Modern Internet services exhibit the strong trend to be structured according to a three-tier, and in general multi-tier, system organization, which allows reflecting at both the software and hardware level the logical decomposition of applications. Even though the partitioning of the application into multiple tiers provides the potentialities to achieve high modularity and flexibility, the multiplicity and diversity of the employed components, and their interdependencies, make reliability a complex issue to tackle. As an example, in classical client-server environments, database systems represented the reliability backbone of mission critical services, ensuring consistent evolution of the state trajectory of business applications through the notion of atomic transactions. However, the fault-tolerance capabilities provided by transactional components, and, in broader sense, by traditional approaches to reliability, address issues restricted to specific subsystems involved in the end-to-end interaction. Hence, they are unable to tackle the wide spectrum of failure scenarios that can arise along the whole chain of components constituting a multi-tier system.
The design of reliability solutions for Internet services is made even more challenging by the open, heterogeneous and inherently asynchronous nature of the Internet itself, which dramatically reduces the possibility to monitor and control the distributed components involved in a multi-tier application.

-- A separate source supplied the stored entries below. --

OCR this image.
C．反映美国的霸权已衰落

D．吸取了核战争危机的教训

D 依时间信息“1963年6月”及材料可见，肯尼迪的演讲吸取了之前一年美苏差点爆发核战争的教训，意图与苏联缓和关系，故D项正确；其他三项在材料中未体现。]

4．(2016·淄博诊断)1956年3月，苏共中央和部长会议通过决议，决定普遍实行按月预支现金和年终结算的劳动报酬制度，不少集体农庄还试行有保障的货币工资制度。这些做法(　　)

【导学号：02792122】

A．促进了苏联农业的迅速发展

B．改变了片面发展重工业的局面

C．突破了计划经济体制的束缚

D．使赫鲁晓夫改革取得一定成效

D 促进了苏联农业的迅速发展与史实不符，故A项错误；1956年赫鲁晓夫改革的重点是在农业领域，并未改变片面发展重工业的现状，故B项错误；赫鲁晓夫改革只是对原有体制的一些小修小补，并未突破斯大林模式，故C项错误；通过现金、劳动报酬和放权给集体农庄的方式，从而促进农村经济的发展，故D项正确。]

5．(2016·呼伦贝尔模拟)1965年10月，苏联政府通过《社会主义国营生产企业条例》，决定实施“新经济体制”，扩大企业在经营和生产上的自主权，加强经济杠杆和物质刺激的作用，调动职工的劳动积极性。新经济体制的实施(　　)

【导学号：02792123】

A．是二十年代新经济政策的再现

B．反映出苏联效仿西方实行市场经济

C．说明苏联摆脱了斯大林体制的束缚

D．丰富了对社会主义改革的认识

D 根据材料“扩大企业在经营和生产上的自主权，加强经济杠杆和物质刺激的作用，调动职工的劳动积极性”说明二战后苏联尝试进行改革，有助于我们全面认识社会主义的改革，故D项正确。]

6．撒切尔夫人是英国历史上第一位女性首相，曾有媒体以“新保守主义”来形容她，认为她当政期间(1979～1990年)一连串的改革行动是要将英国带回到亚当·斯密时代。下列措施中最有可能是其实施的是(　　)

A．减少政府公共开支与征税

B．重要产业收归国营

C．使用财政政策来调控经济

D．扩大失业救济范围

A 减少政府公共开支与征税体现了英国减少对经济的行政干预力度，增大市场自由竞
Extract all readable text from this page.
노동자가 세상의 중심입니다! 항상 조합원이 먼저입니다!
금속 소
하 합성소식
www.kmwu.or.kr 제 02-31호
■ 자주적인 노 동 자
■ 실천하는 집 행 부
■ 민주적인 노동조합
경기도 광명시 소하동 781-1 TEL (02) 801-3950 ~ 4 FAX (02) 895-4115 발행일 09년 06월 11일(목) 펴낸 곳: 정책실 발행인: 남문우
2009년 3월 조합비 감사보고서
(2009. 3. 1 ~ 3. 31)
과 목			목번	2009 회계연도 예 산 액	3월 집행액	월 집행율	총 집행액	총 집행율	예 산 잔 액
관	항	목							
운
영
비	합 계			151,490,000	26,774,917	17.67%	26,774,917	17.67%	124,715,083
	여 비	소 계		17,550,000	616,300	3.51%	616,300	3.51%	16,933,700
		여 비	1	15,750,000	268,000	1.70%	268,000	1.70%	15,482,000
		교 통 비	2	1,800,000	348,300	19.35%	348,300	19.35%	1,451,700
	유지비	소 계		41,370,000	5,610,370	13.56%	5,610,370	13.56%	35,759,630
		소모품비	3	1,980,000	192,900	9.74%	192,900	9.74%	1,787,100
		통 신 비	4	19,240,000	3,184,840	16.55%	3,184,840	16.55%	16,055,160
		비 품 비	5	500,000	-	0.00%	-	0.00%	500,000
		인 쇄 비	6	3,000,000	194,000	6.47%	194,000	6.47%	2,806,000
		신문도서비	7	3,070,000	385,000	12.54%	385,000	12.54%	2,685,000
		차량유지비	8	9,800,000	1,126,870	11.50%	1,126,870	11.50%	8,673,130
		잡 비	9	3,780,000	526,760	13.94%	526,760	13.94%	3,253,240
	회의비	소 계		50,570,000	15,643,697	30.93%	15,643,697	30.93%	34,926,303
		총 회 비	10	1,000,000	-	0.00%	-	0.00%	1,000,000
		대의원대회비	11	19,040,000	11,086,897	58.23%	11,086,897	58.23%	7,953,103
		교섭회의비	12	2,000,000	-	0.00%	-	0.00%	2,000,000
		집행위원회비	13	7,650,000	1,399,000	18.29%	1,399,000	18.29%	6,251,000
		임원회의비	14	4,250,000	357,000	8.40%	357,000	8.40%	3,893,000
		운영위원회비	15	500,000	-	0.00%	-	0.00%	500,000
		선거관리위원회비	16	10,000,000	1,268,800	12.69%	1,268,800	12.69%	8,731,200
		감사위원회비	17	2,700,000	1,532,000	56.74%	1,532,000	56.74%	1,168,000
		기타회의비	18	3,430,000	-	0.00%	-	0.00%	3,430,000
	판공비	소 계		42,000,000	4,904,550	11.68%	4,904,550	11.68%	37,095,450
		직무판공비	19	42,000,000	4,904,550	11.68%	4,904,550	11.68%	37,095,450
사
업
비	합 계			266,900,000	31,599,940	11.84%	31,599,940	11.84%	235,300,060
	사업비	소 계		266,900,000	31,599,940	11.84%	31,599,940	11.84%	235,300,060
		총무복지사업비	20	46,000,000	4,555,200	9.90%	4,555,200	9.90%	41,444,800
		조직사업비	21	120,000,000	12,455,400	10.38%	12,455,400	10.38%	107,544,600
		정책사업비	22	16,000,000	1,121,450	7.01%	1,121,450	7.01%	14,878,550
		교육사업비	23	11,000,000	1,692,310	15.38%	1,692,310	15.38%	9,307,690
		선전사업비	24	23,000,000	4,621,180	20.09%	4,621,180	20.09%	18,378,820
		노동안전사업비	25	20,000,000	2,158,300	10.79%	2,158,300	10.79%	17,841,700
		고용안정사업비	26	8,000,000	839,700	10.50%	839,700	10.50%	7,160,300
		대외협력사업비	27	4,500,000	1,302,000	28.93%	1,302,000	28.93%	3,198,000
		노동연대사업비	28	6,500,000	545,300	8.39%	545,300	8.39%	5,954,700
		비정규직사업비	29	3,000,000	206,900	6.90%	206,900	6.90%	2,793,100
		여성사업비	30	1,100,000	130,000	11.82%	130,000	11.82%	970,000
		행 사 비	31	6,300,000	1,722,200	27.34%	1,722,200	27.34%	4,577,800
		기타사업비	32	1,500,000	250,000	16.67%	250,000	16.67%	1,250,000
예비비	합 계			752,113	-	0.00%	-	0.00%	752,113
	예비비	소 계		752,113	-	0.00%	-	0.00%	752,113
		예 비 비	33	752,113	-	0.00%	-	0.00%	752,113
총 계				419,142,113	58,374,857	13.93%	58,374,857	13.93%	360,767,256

Further, coupled with global access enabled by the Internet and with widespread diffusion of complex services, the urge for achieving high scalability and minimizing response times has accordingly grown. This has imposed stringent performance requirements on the underlying reliability mechanisms.
This is precisely the focus of this thesis. Specifically, we introduce innovative protocols ensuring the e-Transaction (exactly-once Transaction) guarantees, namely a recent formalization of desirable end-to-end reliability properties for multi-tier systems in presence of crash failures. These protocols advance the state of the art in a twofold direction. From a practical perspective, they achieve unparalleled scalability levels, exhibit very limited overhead, thus revealing particularly attractive in the context of emerging large scale service delivery platforms. From a theoretical standpoint, our solutions can cope with purely asynchronous systems, where no assumption on the accuracy of the failure detection mechanism can be guaranteed.
As we will show, some of the building blocks underlying the previous fault tolerant protocols can also be used to construct distributed protocols allowing the treatment of a more general class of failures, which we can refer to as “performance failures”. These model situations of reduced system responsiveness due to both crashes and overloads/congestions on some component.